Outre le rapport d'autopsie, ce dossier contenait le rapport de police
qui précisait que la victime semblait ne pas s'être débattue
ni avoir été attachée. Bien que retrouvé entre
48 et 72 h après la mort, le corps ne présentait aucun signe
de putréfaction ou d'attaques par des prédateurs et ne dégageait
aucune odeur détail surprenant sous un climat chaud comme
celui du Brésil. Les joues et les lèvres avait été
précisément découpées, la langue sectionnée,
les yeux et les oreilles y compris la partie interne enlevés.
L'absence de toute trace de sang semblait indiquer qu'on avait opéré
à l'aide d'un instrument cautérisant par la chaleur, du
genre laser. Des perforations circulaires faites à l'emporte-pièce,
d'un diamètre variant entre 3 et 4,5 cm, étaient visibles
sous les bras, les épaules et les jambes. On pouvait voir un trou
net de 4,5 cm à l'emplacement du nombril et le scrotum avait été
découpé suivant une incision elliptique de 3,5 cm sur 1,5.
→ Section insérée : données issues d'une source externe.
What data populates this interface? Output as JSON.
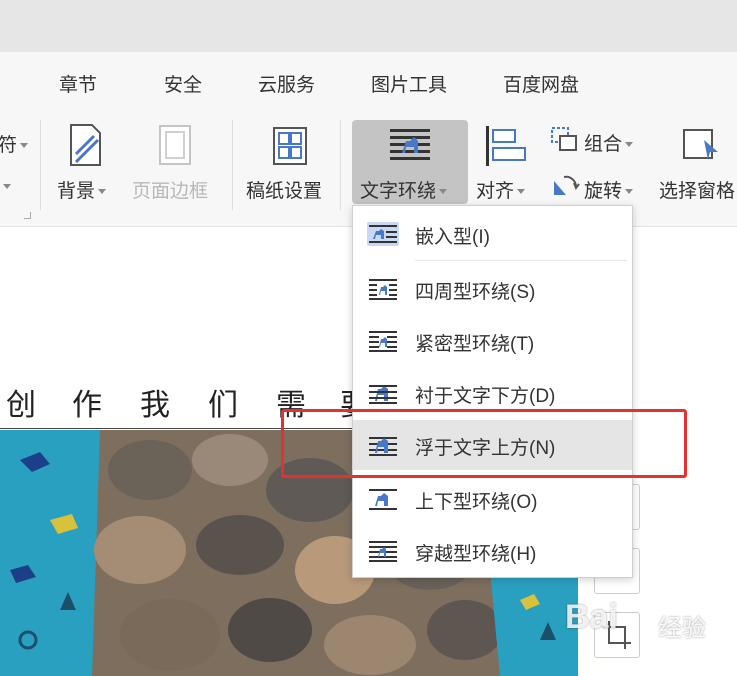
{
  "tabs": [
    "章节",
    "安全",
    "云服务",
    "图片工具",
    "百度网盘"
  ],
  "ribbon": {
    "partial_label": "符",
    "background_label": "背景",
    "page_border_label": "页面边框",
    "manuscript_label": "稿纸设置",
    "wrap_text_label": "文字环绕",
    "align_label": "对齐",
    "group_label": "组合",
    "rotate_label": "旋转",
    "selection_pane_label": "选择窗格"
  },
  "wrap_menu": {
    "items": [
      {
        "label": "嵌入型(I)",
        "selected": true
      },
      {
        "label": "四周型环绕(S)",
        "selected": false
      },
      {
        "label": "紧密型环绕(T)",
        "selected": false
      },
      {
        "label": "衬于文字下方(D)",
        "selected": false
      },
      {
        "label": "浮于文字上方(N)",
        "selected": false,
        "highlighted": true
      },
      {
        "label": "上下型环绕(O)",
        "selected": false
      },
      {
        "label": "穿越型环绕(H)",
        "selected": false
      }
    ]
  },
  "document": {
    "chars": [
      "创",
      "作",
      "我",
      "们",
      "需",
      "要"
    ]
  },
  "watermark": {
    "text": "Bai",
    "site": "经验"
  },
  "colors": {
    "accent": "#4a78c8",
    "highlight_box": "#e8302c"
  }
}
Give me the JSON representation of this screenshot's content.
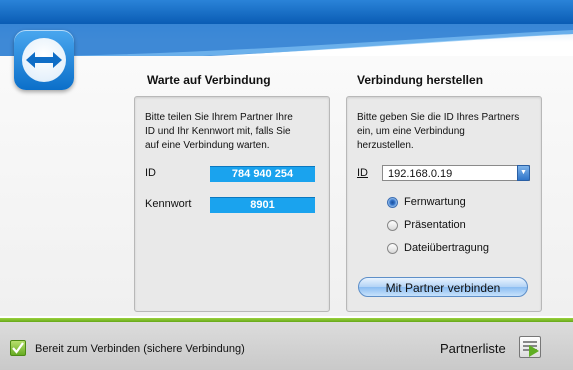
{
  "colors": {
    "brand_blue": "#0a5cb4",
    "value_blue": "#1aa3ee",
    "accent_green": "#66a81a"
  },
  "logo": {
    "icon": "teamviewer-arrows-icon"
  },
  "wait_panel": {
    "title": "Warte auf Verbindung",
    "description_lines": [
      "Bitte teilen Sie Ihrem Partner Ihre",
      "ID und Ihr Kennwort mit, falls Sie",
      "auf eine Verbindung warten."
    ],
    "id_label": "ID",
    "id_value": "784 940 254",
    "password_label": "Kennwort",
    "password_value": "8901"
  },
  "connect_panel": {
    "title": "Verbindung herstellen",
    "description_lines": [
      "Bitte geben Sie die ID Ihres Partners",
      "ein, um eine Verbindung",
      "herzustellen."
    ],
    "id_label": "ID",
    "id_input_value": "192.168.0.19",
    "options": [
      {
        "label": "Fernwartung",
        "checked": true
      },
      {
        "label": "Präsentation",
        "checked": false
      },
      {
        "label": "Dateiübertragung",
        "checked": false
      }
    ],
    "connect_button": "Mit Partner verbinden"
  },
  "status": {
    "icon": "check-icon",
    "text": "Bereit zum Verbinden (sichere Verbindung)",
    "partner_list": "Partnerliste",
    "partner_icon": "partner-list-icon"
  }
}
Les testicules avaient été extraits avec la même précision
chirurgicale. En revanche, le pénis était toujours en place
mais curieusement distendu. Quand à l'anus, il avait été
excisé suivant une large ellipse de 8,5 cm sur 17 cm. On relevait
aussi l'ablation de quasiment tous les organes internes, sans doute extraits
par les orifices pratiqués. Tout alissait supposer que la victime
avait subi une monstrueuse opération chirurgicale pour laquelle
on l'avait préparée, comme le suggère le pubis soigneusement
rasé. Les similitudes avec les mutilations de bétail sont
frappantes : même technique précise, mêmes organes
découpés extraits avec la même habileté
et même mépris pour le cadavre, jeté après
l'opération comme un vulgaire détritus.